MEXICO CITY (AP) — Mexico’s economic activity plummeted 18.9% in the second quarter compared to the same period last year as the economic shutdown caused by the COVID-19 pandemic drove the country deeper into a recession, according to preliminary government data released Thursday.
Mexico’s statistical agency said that the second quarter running from April through June was 17.3% lower than the previous quarter in its seasonally adjusted estimates for gross domestic product.
In June, the National Institute of Statistics and Geography announced that industrial activity fell 25% in April compared to March, the worst monthly decline since it began tracking the monthly data in 1993.
President Andrés Manuel López Obrador has said that the economy hit bottom in late April, and on Thursday, he predicted a rapid, V-shaped recovery.
“We expected this data because it is measuring April, May and June, the three worst months,” López Obrador said.
Data for the next quarter would tell the story of the economy’s recovery, he said. “I can tell the people that the worst has passed and that the strategy worked and we are already recovering.”
The Mexican economy was already in a recession before the country recorded its first confirmed case of COVID-19 February 28. It contracted .3% in 2019, a year of stagnation.
The economy is forecast to contract at least 9% in 2020.
Gabriela Siller, economic analysis director at Banco BASE, said in a report Thursday that the drop in economic output in the second quarter was the largest in Mexico’s recorded history, surpassing the Great Recession of 2009 and the peso crisis in 1995. During the Great Depression in 1932, Mexico’s economic output shrank by 14.92%.
“With the economic impact of COVID-19, the stagnation became one of the worst economic crises in the history of contemporary Mexico,” Siller said. She forecasts a contraction of 11.2% for 2020.

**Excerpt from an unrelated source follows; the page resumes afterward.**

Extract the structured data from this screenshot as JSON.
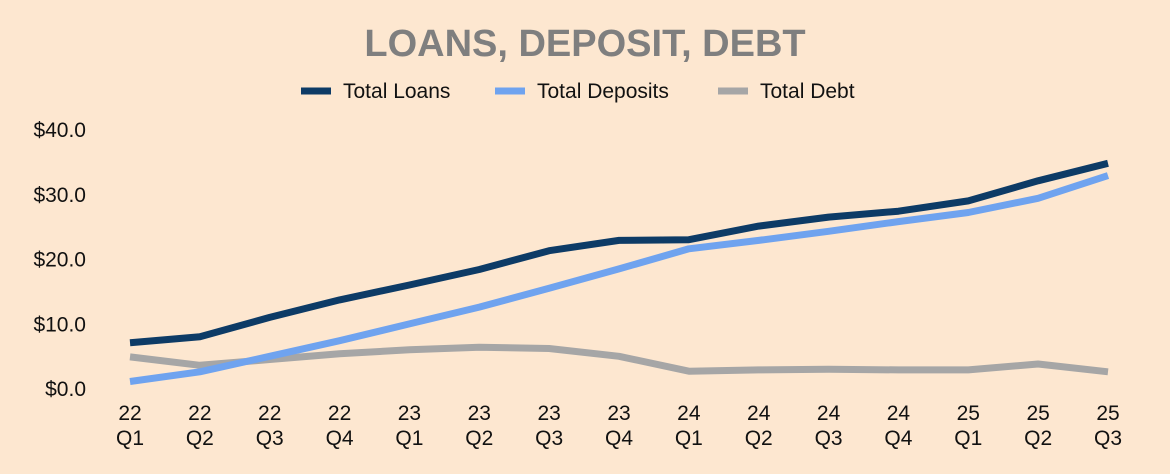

Not surprisingly, the pandemic lockdown hit the service sector the hardest. Unemployment and those who remain on payrolls, but who have been suspended from their jobs, compounded the drop in consumption.
The country has lost more than 1 million jobs in its formal sector. More than half of Mexicans work in the informal economy, which is believed to have shed many more jobs.
The government’s occupation and employment phone survey showed that the working population dropped by 12.5 million people in April. That number did not translate directly to the unemployment rate because many of those people still had jobs they just couldn’t go to, so they weren’t looking for new ones, Siller said. That could change if the recovery is slow.
The government has reported more than 408,000 confirmed infections and more than 45,000 deaths.